O legado de Porquina

Conheço uma ervilha. Chama-se Porquina. Tem umas meias amarelas. Porquina acordou cheia de dores no corpo. Tinha uma gripe. Ao segundo dia de mal estar sentiu-se tão mal que foi ao médico. O médico disse-lhe que era gripe e que ela não devia abusar do sistema nacional de saúde com mariquices. Porquina voltou para casa. Ao fim de dois dias estava a sentir-se tão mal que voltou ao médico. Era o mesmo médico. Disse-lhe que era um vírus de gripe muito raro. A gripe do grão-de-bico. Disse-lhe que ela devia ter ido lá mais cedo porque aquele tipo de gripe é melhor tratar-se aquando dos primeiros sintomas. No dia seguinte Porquina morreu.

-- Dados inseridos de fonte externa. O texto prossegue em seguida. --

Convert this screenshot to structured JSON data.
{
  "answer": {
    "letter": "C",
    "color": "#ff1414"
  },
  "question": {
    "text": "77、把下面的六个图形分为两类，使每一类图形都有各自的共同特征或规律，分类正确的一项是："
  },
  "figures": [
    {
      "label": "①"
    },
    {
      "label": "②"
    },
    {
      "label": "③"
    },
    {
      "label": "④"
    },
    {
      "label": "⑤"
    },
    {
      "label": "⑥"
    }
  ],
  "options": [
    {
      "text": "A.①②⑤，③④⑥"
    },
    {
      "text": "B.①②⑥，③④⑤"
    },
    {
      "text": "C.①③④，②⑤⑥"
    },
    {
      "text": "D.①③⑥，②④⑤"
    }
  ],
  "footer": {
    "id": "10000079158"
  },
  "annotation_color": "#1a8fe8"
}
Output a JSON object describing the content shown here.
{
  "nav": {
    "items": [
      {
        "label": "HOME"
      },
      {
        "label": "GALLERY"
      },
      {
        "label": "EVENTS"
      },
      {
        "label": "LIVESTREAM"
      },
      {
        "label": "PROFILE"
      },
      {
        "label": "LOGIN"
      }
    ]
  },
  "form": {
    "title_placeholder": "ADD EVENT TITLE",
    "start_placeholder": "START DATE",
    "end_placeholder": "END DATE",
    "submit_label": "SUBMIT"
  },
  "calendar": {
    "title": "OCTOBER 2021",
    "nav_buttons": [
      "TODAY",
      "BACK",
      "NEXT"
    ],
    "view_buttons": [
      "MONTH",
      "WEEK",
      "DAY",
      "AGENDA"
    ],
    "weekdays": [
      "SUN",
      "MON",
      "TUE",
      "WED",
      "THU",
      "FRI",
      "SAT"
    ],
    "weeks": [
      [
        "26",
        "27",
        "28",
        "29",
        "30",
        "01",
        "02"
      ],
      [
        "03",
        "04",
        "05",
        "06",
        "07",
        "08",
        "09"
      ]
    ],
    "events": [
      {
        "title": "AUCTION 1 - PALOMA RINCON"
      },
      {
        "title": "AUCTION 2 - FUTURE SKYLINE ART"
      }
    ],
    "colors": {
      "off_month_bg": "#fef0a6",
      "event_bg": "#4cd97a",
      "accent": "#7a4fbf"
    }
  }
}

Ao fim de alguns dias, uma outra ervilha ficou com febre. Foi ao médico. Chamava-se Inácia. A ervilha. O médico disse que precisava de lhe fazer um monte de testes. Disse-lhe que fez muito bem em vir no início da doença porque podia-se atacar o problema desde cedo. Inácia ficou internada para o dia seguinte. Meteram-lhe tubos em tudo o que é sítio. Era uma boa constipação. Foi para casa igual ao que vinha. Talvez com mais dores. As camas eram duras. Pelo menos a dela.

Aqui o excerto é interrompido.